[Currents headergraphic]

February 8, 1999

Making the News

Ellen Moir, director of the New Teacher Center that opened downtown officially last month, did a round of interviews associated with the opening. Stories appeared on KSBW-TV, Bay TV in San Francisco, KION-TV, as well as KCBS and KLIV Radio. Other reporters covering the event came from the Associated Press, the San Jose Mercury News, and the San Francisco Chronicle.

Long Marine Lab's resident sea lions, Rocky and Rio, were featured in a PBS TV show called Animal Einsteins, which aired in January on KQED. That led to a story in the Santa Cruz County Sentinel about the brainy pinnipeds and the researchers studying them, biologist Ronald Schusterman and graduate student Colleen Reichmuth.

Carrol Moran and public information director Elizabeth Irwin were on KSCO last month talking with Ted Jefferson about the campus and university's new Educational Partnership Center, which Moran directs.

An article in the Sacramento Bee about seaborne illnesses that threaten people and marine life featured the comments of professor of ocean sciences Mary Silver. Silver is studying marine algae that produce the toxin domoic acid. Blooms of these toxic algae have been implicated in recent poisonings of sea lions and fish-eating birds on the central California coast.

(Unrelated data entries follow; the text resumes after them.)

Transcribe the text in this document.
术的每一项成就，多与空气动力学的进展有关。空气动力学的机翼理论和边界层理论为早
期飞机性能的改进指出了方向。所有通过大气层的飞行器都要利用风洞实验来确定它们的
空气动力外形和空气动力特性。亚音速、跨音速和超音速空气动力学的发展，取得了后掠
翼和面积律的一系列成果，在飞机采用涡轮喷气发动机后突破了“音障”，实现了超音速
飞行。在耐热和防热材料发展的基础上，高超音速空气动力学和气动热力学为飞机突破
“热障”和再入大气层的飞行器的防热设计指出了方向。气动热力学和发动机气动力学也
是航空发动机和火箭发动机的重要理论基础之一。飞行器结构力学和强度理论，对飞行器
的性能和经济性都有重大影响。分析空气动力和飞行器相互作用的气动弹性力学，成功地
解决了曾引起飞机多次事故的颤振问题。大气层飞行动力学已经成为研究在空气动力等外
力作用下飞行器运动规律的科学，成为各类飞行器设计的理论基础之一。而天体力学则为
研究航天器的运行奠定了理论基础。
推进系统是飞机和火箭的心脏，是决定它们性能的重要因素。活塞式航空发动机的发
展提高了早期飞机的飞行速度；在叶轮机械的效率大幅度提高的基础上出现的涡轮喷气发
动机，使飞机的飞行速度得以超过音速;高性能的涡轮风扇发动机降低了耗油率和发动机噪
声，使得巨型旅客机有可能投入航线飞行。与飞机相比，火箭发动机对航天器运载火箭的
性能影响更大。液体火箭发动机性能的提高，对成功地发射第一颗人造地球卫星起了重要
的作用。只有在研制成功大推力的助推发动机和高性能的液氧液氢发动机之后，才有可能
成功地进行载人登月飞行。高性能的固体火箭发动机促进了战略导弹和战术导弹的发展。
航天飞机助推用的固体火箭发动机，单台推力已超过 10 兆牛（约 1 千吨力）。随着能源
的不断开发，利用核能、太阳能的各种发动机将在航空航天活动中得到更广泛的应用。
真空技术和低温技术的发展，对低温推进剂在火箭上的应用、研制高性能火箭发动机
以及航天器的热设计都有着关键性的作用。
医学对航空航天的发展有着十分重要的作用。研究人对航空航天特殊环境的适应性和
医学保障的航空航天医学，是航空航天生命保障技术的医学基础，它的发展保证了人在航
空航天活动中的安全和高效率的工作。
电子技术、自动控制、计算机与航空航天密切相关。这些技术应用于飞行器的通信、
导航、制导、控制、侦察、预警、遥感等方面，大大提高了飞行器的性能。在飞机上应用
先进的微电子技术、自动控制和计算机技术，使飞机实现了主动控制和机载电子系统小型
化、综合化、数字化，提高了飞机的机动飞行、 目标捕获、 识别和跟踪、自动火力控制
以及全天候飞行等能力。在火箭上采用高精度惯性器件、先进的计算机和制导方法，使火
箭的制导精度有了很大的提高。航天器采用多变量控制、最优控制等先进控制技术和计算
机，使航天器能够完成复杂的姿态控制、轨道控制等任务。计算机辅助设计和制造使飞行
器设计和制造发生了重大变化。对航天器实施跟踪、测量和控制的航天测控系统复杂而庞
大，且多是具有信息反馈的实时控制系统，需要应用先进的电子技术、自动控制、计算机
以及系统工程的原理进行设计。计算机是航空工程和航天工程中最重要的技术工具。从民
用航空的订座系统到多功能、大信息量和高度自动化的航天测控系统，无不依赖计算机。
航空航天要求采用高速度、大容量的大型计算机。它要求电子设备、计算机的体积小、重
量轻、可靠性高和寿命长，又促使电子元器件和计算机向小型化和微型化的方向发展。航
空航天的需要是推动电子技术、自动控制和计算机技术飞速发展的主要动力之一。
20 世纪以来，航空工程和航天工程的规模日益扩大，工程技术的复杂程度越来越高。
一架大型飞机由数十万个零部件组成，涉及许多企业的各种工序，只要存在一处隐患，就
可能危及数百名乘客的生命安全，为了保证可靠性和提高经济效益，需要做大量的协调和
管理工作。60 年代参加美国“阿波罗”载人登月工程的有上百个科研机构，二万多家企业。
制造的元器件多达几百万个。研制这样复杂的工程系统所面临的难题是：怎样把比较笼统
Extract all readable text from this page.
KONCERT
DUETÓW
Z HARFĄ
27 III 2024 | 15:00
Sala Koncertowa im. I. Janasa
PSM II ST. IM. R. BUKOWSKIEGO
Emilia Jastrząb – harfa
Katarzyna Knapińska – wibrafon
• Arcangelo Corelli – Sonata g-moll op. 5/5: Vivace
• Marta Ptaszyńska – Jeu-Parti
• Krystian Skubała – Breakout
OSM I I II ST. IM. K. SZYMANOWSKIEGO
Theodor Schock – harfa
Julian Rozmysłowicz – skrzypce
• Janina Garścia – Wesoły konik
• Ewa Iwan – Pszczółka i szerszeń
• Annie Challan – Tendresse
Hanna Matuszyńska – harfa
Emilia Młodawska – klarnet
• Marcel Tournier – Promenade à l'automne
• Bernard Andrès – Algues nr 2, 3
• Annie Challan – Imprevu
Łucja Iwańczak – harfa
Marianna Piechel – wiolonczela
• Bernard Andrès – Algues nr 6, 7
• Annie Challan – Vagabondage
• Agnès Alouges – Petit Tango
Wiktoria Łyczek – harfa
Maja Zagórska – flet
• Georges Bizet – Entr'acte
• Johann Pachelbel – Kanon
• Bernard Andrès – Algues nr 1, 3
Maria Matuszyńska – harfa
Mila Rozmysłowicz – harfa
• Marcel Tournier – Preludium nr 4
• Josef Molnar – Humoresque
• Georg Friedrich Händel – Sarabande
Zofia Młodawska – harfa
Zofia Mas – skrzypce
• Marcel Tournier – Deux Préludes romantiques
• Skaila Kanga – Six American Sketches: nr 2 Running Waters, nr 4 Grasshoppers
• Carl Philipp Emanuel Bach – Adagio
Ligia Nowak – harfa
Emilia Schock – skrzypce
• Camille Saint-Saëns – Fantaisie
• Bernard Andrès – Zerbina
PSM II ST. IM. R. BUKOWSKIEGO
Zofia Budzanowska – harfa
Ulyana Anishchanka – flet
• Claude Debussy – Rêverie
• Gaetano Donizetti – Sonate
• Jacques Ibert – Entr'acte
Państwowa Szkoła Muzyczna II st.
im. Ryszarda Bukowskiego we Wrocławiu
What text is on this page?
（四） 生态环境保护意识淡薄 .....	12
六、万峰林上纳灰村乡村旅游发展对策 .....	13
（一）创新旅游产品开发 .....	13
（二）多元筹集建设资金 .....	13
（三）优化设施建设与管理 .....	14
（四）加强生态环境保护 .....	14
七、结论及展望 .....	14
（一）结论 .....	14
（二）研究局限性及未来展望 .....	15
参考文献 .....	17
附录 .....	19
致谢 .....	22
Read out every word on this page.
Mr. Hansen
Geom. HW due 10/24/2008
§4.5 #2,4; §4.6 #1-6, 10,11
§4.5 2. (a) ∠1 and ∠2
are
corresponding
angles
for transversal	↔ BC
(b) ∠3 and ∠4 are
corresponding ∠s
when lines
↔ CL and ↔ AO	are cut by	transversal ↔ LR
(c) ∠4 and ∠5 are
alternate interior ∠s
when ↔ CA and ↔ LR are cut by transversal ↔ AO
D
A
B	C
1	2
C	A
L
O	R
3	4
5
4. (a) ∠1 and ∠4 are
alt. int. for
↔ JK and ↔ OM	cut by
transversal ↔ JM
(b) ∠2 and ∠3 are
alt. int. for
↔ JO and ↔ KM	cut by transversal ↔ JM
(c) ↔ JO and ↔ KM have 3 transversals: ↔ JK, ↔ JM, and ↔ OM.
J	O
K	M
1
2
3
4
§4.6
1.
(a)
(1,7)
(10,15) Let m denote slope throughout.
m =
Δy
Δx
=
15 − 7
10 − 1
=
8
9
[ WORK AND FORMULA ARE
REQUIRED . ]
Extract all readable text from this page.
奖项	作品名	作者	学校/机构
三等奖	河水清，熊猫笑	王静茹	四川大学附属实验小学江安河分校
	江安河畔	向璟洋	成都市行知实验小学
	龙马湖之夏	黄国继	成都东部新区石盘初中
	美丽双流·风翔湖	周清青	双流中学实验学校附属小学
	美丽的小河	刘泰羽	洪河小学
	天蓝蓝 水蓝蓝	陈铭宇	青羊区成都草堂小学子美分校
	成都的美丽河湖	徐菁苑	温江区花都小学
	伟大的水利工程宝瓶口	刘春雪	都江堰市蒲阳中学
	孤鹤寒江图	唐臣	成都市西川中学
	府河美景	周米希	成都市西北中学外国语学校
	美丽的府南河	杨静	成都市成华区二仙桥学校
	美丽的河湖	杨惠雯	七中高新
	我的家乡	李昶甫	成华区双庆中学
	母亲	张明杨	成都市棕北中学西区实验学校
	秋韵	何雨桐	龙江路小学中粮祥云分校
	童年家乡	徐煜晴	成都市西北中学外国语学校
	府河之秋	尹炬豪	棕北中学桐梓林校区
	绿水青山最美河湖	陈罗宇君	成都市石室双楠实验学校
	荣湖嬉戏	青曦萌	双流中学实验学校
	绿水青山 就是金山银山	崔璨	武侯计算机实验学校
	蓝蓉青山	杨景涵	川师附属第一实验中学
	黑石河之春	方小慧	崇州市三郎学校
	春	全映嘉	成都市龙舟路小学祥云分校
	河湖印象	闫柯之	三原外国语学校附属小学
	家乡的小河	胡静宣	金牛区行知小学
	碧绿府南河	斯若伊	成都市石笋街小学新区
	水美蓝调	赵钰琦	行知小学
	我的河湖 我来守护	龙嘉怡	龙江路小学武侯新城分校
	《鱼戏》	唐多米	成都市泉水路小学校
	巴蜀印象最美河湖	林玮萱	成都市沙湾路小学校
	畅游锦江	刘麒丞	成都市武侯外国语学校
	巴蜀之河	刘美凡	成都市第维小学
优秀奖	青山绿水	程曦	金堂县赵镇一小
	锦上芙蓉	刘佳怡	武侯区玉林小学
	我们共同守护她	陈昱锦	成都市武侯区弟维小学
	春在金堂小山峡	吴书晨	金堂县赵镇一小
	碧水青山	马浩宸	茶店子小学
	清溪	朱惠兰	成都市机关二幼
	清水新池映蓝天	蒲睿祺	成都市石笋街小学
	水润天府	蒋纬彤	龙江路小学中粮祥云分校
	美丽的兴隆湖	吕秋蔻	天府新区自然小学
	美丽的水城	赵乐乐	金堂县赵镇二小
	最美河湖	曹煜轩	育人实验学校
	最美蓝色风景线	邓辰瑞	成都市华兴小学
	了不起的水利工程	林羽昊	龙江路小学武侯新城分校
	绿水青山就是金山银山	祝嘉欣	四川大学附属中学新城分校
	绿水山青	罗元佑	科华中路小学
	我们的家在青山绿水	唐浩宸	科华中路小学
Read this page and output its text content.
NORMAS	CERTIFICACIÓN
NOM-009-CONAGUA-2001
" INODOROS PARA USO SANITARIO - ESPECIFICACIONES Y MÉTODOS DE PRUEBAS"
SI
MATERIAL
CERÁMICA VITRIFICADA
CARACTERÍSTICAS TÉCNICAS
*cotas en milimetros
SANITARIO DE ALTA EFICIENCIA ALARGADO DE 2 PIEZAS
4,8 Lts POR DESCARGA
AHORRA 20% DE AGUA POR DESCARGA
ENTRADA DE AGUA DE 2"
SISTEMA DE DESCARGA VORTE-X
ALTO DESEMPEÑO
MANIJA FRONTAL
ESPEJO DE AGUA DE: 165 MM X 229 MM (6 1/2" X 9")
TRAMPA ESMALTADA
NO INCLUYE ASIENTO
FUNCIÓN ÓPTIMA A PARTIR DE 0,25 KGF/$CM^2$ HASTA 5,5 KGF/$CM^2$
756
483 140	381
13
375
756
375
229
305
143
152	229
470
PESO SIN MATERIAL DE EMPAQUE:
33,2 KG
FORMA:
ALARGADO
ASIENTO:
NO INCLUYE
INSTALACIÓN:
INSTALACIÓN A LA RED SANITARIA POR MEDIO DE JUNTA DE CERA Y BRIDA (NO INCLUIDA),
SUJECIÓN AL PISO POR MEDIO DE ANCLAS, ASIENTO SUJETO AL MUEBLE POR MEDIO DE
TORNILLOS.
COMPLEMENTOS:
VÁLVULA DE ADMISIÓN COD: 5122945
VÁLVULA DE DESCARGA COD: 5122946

The Lick Observatory and UCSC astronomers were featured in several articles in the San Jose Mercury News in January. The stories dealt with the search for planets around distant stars and recent discoveries about solar systems outside our own. Much of the research in this area is being done at UC's Lick Observatory and the Keck Observatory in Hawaii. Astrophysicist Douglas Lin, an expert on planet formation and the evolution of solar systems, was featured in two of the articles.